Herstellung einer Lärmschutzwand
auf der B 180 Reschenstraße von Km 14,2 – Km 15,2
1. Allgemeines
Eine vom Amt der Tiroler Landesregierung, Gruppe Bau und Technik – Abteilung Straßenbau im Jahre 2003 in Auftrag gegebene lärmtechnische Untersuchung ergab, dass in Ried i.O. mehrere Gebäude Grenzwertüberschreitungen des derzeit gültigen Immissionsschallpegels von 60 Dezibel am Tag und 50 dB in der Nacht aufweisen.
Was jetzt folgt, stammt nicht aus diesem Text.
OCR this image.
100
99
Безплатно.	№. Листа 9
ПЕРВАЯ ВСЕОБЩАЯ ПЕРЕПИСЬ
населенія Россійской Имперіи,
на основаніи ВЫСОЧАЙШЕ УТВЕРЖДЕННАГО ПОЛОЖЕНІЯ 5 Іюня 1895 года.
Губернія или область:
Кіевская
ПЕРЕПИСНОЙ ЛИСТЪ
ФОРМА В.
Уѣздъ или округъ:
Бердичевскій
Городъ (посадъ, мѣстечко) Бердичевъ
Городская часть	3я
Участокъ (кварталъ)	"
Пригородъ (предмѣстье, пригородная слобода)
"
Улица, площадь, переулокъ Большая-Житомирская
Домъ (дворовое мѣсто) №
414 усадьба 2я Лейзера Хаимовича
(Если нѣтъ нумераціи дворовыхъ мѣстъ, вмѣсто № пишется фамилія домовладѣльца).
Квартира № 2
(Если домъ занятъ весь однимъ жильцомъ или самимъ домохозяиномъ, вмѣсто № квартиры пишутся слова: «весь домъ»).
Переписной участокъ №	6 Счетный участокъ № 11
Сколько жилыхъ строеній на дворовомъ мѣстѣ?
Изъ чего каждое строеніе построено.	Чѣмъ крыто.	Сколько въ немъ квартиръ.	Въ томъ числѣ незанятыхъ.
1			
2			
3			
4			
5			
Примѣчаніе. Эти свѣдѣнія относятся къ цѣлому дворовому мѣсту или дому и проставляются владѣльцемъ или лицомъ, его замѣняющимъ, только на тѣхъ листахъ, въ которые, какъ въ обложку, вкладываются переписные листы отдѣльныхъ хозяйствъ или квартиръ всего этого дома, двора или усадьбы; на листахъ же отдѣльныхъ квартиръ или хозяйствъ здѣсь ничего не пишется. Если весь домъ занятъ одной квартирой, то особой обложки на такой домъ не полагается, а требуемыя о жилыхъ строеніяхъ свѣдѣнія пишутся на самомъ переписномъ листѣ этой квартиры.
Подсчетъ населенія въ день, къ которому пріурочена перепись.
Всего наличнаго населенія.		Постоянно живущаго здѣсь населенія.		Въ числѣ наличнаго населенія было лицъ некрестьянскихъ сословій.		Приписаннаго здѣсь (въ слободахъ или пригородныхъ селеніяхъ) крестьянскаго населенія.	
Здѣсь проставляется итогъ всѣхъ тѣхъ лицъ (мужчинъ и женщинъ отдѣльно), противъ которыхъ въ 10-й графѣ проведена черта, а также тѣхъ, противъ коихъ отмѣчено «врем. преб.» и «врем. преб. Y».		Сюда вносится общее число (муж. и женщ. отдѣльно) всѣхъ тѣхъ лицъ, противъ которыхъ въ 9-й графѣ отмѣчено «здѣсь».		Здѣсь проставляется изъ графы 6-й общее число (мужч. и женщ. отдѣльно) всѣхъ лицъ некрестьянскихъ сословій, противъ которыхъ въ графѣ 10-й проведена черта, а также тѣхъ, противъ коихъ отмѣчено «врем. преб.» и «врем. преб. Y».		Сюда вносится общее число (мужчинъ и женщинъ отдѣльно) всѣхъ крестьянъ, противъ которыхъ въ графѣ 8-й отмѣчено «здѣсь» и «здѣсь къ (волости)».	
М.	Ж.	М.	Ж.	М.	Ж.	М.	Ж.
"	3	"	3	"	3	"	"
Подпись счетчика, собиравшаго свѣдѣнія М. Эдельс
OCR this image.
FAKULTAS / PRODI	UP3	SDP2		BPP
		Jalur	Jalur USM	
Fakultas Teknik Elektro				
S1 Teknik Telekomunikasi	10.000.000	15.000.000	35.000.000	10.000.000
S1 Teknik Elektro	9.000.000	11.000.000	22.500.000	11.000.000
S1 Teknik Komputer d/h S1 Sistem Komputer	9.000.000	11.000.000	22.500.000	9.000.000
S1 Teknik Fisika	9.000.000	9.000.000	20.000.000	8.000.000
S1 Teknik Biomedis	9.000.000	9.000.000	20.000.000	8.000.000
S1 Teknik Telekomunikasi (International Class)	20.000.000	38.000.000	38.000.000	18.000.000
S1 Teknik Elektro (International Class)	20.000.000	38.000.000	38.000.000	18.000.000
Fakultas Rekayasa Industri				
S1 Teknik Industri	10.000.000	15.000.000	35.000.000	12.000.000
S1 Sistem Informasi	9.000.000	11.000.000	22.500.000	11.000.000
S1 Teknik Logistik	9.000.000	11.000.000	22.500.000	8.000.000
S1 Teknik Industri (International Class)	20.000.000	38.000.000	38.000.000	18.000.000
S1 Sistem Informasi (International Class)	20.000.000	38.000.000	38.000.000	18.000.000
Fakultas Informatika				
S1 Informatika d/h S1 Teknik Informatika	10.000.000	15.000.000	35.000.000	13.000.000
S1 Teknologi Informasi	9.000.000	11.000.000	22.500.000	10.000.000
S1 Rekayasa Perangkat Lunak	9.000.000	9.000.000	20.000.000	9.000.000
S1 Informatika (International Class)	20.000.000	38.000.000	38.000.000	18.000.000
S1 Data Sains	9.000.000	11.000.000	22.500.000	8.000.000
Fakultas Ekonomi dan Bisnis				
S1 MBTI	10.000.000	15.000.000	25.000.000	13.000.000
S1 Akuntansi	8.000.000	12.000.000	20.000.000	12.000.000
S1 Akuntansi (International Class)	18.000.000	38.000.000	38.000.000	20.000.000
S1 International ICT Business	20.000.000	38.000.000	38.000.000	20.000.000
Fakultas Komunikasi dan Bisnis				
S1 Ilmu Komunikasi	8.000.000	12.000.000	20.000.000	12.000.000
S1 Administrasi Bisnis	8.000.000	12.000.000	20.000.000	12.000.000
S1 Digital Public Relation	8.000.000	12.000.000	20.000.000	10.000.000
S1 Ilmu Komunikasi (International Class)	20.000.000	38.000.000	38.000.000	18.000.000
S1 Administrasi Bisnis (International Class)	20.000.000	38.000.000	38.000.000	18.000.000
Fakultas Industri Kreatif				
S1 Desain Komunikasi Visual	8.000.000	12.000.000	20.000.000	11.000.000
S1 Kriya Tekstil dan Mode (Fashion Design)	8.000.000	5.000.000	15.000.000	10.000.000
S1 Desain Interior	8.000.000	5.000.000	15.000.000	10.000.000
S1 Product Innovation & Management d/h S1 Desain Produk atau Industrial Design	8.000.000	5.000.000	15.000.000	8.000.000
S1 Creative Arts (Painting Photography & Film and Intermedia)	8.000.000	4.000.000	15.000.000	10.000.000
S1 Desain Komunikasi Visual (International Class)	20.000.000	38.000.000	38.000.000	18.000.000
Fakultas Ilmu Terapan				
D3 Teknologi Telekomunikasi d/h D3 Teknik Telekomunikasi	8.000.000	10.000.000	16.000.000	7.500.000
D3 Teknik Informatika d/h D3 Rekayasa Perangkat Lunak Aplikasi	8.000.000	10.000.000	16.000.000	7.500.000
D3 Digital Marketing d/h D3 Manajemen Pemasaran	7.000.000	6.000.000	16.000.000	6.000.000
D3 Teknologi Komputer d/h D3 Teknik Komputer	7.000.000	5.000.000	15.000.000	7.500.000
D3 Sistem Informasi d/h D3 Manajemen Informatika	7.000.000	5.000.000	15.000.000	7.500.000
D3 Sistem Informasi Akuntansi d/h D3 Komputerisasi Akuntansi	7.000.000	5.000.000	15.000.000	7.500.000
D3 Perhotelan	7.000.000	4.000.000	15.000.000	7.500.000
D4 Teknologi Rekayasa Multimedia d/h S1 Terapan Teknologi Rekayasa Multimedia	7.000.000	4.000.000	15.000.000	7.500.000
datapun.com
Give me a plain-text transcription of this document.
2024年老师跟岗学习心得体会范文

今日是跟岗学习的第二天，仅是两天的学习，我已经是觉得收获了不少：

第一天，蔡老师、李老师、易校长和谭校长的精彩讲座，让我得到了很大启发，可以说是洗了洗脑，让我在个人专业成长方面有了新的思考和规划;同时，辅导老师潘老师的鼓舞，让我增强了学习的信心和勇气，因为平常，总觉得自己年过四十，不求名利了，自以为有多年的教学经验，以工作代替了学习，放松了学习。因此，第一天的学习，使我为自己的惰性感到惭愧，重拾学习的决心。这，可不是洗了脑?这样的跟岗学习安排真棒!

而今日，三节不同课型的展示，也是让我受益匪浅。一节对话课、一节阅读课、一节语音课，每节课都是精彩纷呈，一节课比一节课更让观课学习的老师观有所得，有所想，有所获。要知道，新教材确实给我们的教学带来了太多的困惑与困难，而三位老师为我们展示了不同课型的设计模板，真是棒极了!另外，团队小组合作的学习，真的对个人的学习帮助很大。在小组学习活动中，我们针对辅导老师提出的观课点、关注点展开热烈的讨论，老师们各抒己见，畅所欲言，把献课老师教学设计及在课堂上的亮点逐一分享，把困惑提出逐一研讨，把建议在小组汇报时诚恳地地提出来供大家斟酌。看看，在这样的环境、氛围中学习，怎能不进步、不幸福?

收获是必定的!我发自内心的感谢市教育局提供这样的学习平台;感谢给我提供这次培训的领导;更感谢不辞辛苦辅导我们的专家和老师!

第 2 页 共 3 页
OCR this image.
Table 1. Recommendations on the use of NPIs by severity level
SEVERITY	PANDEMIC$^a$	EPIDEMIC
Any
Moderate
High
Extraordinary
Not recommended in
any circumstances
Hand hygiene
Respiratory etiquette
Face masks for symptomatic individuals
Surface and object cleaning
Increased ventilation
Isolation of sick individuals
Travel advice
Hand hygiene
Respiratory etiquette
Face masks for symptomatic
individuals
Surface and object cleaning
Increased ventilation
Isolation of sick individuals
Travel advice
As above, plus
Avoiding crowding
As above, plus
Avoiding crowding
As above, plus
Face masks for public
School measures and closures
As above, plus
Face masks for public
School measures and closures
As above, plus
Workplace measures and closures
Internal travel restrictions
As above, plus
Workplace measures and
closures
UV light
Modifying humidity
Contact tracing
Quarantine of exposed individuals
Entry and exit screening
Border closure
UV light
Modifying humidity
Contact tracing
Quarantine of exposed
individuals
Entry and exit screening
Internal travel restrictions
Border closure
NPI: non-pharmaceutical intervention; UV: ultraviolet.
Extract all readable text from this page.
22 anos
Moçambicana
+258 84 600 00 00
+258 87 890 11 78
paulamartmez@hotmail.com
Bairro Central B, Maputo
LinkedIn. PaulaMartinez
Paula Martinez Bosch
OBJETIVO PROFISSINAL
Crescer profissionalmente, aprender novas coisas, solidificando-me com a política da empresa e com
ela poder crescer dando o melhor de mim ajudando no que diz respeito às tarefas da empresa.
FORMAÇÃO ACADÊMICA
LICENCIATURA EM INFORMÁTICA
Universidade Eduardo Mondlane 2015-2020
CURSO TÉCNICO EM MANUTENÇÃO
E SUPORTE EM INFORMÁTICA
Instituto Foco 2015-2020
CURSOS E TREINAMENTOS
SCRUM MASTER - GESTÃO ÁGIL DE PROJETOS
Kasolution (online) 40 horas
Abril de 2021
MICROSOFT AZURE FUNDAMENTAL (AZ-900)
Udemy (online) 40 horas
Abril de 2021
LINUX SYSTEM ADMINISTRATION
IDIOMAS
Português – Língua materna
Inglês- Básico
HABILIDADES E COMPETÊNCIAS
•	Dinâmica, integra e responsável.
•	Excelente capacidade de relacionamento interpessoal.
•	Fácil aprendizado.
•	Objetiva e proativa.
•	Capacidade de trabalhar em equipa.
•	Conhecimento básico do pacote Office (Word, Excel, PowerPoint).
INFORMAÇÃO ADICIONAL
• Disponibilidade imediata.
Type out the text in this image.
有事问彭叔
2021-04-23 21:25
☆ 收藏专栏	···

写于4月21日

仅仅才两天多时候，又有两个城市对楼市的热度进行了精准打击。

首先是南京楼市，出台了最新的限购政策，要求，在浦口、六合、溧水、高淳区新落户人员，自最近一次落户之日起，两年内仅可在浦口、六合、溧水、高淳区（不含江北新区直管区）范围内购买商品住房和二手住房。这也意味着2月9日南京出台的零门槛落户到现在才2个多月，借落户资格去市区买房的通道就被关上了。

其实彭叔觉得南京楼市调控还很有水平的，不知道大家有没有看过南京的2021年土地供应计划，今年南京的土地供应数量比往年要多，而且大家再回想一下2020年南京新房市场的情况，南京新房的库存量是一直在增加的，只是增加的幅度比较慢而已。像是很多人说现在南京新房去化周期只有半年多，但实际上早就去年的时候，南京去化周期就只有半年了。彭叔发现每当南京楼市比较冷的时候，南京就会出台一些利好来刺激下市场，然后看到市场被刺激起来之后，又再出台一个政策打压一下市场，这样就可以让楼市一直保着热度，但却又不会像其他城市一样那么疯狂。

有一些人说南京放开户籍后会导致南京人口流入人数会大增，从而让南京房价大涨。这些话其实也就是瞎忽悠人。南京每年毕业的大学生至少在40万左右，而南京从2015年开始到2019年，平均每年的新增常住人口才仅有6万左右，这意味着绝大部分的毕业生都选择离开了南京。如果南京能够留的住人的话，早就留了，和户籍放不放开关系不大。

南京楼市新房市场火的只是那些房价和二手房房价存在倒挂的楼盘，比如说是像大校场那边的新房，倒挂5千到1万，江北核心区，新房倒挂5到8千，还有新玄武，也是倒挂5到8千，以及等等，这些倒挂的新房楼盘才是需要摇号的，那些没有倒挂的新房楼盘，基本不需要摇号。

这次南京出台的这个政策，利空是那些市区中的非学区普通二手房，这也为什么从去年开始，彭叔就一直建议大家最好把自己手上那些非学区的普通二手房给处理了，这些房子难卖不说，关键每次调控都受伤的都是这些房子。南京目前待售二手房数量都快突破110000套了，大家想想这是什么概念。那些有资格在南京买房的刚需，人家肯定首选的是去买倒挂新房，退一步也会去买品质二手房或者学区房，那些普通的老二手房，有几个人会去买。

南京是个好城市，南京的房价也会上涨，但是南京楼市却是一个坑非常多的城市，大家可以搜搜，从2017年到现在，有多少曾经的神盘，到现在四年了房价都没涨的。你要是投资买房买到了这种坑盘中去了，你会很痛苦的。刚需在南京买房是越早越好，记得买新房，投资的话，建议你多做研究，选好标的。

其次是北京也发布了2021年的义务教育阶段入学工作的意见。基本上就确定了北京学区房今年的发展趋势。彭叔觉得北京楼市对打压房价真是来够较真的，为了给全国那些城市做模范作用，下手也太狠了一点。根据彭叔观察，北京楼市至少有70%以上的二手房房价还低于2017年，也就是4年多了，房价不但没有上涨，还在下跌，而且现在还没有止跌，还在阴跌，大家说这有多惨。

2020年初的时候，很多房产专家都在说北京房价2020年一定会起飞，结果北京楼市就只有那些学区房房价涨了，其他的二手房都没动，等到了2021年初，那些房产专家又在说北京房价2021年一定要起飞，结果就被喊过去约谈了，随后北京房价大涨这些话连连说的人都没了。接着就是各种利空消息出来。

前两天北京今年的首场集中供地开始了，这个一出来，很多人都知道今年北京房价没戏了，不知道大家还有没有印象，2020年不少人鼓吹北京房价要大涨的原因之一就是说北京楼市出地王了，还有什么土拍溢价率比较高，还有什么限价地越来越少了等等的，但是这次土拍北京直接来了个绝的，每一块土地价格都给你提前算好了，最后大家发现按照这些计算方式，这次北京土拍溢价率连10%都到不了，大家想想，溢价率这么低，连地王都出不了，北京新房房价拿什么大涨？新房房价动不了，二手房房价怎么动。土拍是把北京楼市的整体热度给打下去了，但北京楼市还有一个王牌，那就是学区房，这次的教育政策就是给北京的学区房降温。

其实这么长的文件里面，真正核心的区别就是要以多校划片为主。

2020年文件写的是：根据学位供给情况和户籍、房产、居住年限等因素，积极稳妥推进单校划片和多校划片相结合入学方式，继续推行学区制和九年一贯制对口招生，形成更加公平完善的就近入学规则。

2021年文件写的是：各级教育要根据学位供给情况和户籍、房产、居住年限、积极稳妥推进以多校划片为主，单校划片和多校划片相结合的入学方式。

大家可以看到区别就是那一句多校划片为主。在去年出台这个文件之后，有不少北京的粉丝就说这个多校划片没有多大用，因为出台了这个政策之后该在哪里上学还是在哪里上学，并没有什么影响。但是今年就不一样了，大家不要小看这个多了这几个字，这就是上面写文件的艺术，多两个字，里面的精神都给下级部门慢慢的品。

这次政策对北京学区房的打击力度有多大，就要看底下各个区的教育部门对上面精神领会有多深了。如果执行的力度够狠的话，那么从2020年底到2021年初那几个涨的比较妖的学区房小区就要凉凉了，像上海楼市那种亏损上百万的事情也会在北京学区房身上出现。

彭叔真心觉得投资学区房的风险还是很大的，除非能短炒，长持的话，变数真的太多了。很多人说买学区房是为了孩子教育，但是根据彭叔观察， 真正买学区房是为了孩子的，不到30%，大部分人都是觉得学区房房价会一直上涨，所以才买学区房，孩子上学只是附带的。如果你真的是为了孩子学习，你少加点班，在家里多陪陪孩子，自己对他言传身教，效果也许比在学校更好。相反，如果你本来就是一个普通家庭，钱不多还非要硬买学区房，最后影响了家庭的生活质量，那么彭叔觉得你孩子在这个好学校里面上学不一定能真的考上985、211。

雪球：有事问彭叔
Die in diesem Auftrag durchgeführte Wirtschaftlichkeitsuntersuchung zeigte in einer Gegenüberstellung von objektsseitigem Lärmschutz (Lärmschutzfenster) zu baulichem Schallschutz (Lärmschutzwand) auch die Rentabilität einer Lärmschutzwand auf. Durch diese bauliche Schallschutzmaßnahmen sind an den Wohnobjekten Pegelreduktionen von bis 6 dB im Erdgeschoss und bis 5 dB im Obergeschoss erreichbar, was einer deutlichen Verringerung der Lärmbelastung entspricht.
Daher wurde 2005 vom Amt der Tiroler Landesregierung, Sachgebiet Straßenerhaltung eine Ausschreibung für die Errichtung einer Lärmschutzwand durchgeführt und die Arbeiten an den Billigstbieter Fa. GK Construction, Wien vergeben.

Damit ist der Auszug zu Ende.